Feb 7
My feedback on your work from last week is up.
The assignment for Thursday is posted - go over what it is.
This is our week to finish lossless encoding, and whatever
is still needed to understand the notion of information entropy.
So any of this is fair game for discussion, with links from the from previous notes:
- probability models (joint, conditional)
- information entropy (and sequences of entropies under different probability models)
- huffman encoding (fixed input bits => variable output bits using a probability per symbol; binary tree)
- arithmetic encoding (similar to huffman but generalize binary to any base and think of as single number)
- LZW encoding (variable input symbols => fixed output bits, generate and reconstruct a table of patterns)

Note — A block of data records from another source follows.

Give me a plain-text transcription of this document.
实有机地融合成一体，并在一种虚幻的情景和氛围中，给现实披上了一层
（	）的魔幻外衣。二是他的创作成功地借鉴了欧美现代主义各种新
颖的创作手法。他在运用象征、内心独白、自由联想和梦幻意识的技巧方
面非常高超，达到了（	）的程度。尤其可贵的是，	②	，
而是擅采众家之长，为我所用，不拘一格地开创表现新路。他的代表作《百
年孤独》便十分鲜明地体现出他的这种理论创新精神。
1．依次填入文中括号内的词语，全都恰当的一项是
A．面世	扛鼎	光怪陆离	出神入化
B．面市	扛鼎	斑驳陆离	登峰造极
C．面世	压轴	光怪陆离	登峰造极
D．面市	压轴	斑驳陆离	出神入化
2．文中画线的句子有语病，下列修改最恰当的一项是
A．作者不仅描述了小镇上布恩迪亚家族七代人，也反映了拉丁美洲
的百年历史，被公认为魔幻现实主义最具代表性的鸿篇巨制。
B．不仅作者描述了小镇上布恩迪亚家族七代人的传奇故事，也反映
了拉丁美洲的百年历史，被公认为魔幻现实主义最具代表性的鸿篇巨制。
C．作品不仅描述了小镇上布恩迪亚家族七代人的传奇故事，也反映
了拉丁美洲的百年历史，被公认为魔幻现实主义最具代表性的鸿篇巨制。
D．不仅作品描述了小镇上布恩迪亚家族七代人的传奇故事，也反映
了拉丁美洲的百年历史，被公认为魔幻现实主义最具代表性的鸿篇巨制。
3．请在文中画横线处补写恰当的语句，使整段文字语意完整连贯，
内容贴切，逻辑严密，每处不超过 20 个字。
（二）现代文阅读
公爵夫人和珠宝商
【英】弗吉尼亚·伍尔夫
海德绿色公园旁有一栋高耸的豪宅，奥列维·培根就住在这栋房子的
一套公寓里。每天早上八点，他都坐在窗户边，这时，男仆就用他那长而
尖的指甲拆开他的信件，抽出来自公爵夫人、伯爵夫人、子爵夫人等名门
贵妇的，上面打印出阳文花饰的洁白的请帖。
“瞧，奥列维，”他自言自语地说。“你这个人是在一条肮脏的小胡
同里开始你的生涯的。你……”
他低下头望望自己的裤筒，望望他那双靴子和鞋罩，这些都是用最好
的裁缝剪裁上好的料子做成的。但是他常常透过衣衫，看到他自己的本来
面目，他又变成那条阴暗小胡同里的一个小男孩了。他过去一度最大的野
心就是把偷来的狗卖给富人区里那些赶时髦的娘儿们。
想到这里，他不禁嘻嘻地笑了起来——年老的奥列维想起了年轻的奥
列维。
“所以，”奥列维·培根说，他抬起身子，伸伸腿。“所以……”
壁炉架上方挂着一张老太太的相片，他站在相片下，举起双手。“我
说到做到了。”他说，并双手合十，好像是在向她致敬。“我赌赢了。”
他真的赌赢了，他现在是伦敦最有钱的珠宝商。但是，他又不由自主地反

- Burrows-wheeler transform (mysterious and tricky quasi-sort that turns repeated patterns into repeated symbols, making other compression techniques work better) ... see Dylan's BWT notes.
implementations using these (and other) techniques:
- gzip (lz77 - same family as lzw, huffman)
- bzip2 (burrows-wheeler, huffman, others)
- gif, tiff (lzw)
Open discussion of any of these.
next : lossy compression
I'd like to take a side step out of the text next, and discuss lossy compression , as long as we're doing compression.
That stuff is pretty linear algebra heavy ... so let's see where we are with that sort of math :
- vector
- basis vector
- change of basis
- dot product
- matrix
- matrix multiplication